Wer sich nur ein wenig außerhalb Europas herumgetrieben hat, weniger als Tourist denn als Reisender, und dabei manchmal, wie ich, gerade noch mit dem Schrecken davongekommen ist, wird vielleicht schon ahnen, was ich im Folgenden schlaglichtartig zu beleuchten suche, wenn ich vom "Untergang des weißen Mannes" spreche. Ich gebrauche den Begriff ausdrücklich nur in polemischer Absicht – als ein Kürzel für das, was ich unter der kerneuropäischen, nach wie vor der Aufklärung verpflichteten Spielart westlicher Kultur verstehe; mit der Hautfarbe im engeren Wortsinn hat er lediglich metaphorisch zu tun. Dass die gewählte Metapher zu einigen Karl-May-haften Assoziationen reizt, darf nicht davon abhalten, sie für komplexere Gedankengänge zu funktionalisieren; die Wirklichkeit lässt sich nun mal am besten demaskieren, wenn man sie erst einmal auf ihr Klischee reduziert.

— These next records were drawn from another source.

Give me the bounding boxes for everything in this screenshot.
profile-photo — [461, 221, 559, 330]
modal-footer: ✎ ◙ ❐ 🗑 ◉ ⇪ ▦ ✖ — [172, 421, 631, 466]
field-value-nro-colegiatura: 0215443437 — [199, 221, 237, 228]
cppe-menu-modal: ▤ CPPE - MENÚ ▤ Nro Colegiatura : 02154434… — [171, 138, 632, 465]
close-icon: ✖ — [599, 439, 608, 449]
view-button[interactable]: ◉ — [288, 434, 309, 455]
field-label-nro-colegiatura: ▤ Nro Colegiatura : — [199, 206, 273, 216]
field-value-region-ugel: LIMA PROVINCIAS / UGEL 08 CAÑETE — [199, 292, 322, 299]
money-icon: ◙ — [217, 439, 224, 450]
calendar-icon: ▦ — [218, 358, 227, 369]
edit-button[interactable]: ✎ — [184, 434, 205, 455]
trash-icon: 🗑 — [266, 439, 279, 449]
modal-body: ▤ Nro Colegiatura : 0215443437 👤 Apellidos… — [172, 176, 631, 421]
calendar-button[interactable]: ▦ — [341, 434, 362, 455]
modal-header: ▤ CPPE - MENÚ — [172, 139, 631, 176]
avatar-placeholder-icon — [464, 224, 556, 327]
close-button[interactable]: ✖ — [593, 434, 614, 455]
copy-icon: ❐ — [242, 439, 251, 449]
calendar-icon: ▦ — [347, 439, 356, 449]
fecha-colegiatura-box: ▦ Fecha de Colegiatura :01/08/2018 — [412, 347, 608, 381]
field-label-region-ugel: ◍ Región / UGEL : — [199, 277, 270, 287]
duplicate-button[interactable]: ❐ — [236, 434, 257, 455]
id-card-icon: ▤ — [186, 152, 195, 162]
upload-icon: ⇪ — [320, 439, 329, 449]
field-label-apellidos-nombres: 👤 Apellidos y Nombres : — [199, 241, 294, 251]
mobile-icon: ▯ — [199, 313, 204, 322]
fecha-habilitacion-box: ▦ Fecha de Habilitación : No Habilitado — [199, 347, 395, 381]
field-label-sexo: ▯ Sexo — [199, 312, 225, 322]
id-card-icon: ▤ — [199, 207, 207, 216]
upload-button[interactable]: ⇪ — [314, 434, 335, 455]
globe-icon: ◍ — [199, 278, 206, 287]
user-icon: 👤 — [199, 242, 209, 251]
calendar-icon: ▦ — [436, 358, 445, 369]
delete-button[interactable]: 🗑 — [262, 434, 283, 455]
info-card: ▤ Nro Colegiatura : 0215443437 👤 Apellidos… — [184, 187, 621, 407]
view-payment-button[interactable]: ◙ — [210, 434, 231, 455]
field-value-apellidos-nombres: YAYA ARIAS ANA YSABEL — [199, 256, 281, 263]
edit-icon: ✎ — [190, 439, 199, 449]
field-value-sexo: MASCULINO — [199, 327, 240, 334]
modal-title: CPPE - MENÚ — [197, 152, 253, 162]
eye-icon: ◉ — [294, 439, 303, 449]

Für die Recherchen zu meinem neuen Roman lebte ich einige Monate auf Kuba, im schwarzen Süden der Insel, und zwar nach Möglichkeit nicht wie ein Dollartourist, sondern auf Peso-Basis: eine unvergessliche Zeit, in deren Verlauf ich sämtliche Positionen, für die ich früher fraglos einstand, zu überdenken hatte. Eine Zeit auch, in der ich mitunter den Tränen nahe war, so hart empfand ich sie, körperlich wie seelisch. Die Brutalität des vitalen Lebens, keinerlei Rücksicht auf die moralischen oder gar ästhetischen Standards eines Alten Europäers nehmend, diese ungebremste Wildheit des Willens, die sich nicht selten in schierer Gewaltanwendung Bahn brach – durfte ich sie als Mangel an Kultur verachten? Oder hatte ich sie als Überschuss an Vitalität zu bewundern, angesichts dessen ich von vornherein den Kürzeren zog? Dass man sich nach ein, zwei Stunden Schlangestehen um ein Brot schließlich um den Einlass in die Bäckerei prügelte, konnte ich noch verstehen; dass man das auch um einen Sitzplatz im Bus tat, schien auf mehr zu deuten als den puren Kampf ums Überleben, auf einen Kraftüberschuss zumindest, von dem man sich im saturierten Europa keine Vorstellung macht.

Mitunter war ich so restlos beschämt von diesen Eruptionen physischer Macht, dass ich mir einzureden suchte, in meiner weißen Haut die epochale Erschöpfung der gesamten Alten Welt zu spüren; es half mir gar nichts, die schiere Schwäche angesichts des Faktischen als Überlegenheit einer verfeinerten Vernunft zu camouflieren. Im Gegenteil, bald spürte ich die Kraft dieser Menschen auch dann, wenn sie mich vom Straßenrand beobachteten, da lag mitunter ein Lauern in der Luft, dass man sich als Europäer arg zusammenreißen musste, um erhobnen Hauptes seiner Wege zu gehen.

Die größte Massenschlägerei habe ich freilich im schwarzen Südzipfel von Indien erlebt, auch hier in der Rolle des (einzigen) Weißen, der seine körperliche Unterlegenheit mit der Überlegenheit dezenter Zurückhaltung zu kaschieren suchte: in Trivandrum, einem tristen Millionendorf, dessen Sehenswürdigkeiten selbst von Gutwilligen innerhalb eines halben Tages abgehakt sind. Bleibt ein Besuch im Zoo, und erstaunlicherweise wartet man vor dem Eingang nicht allein, und als das Kassenhäuschen dann endlich öffnet, herrscht im Handumdrehen eine ernsthafte Schlägerei, nicht um Brot, sondern bloß um die Plätze. Die Polizei muss anrücken, um mit wahllos ausgeteilten Schlagstockhieben wenigstens vorübergehend eine Ordnung wiederherzustellen: Klaglos nehmen die potenziellen Zoobesucher die Prügel hin, ducken sich in Richtung Kassenhäuschen, denn von ihrem Ziel lassen sie nicht ab, um wenig später den müßigen Flaneur zu geben.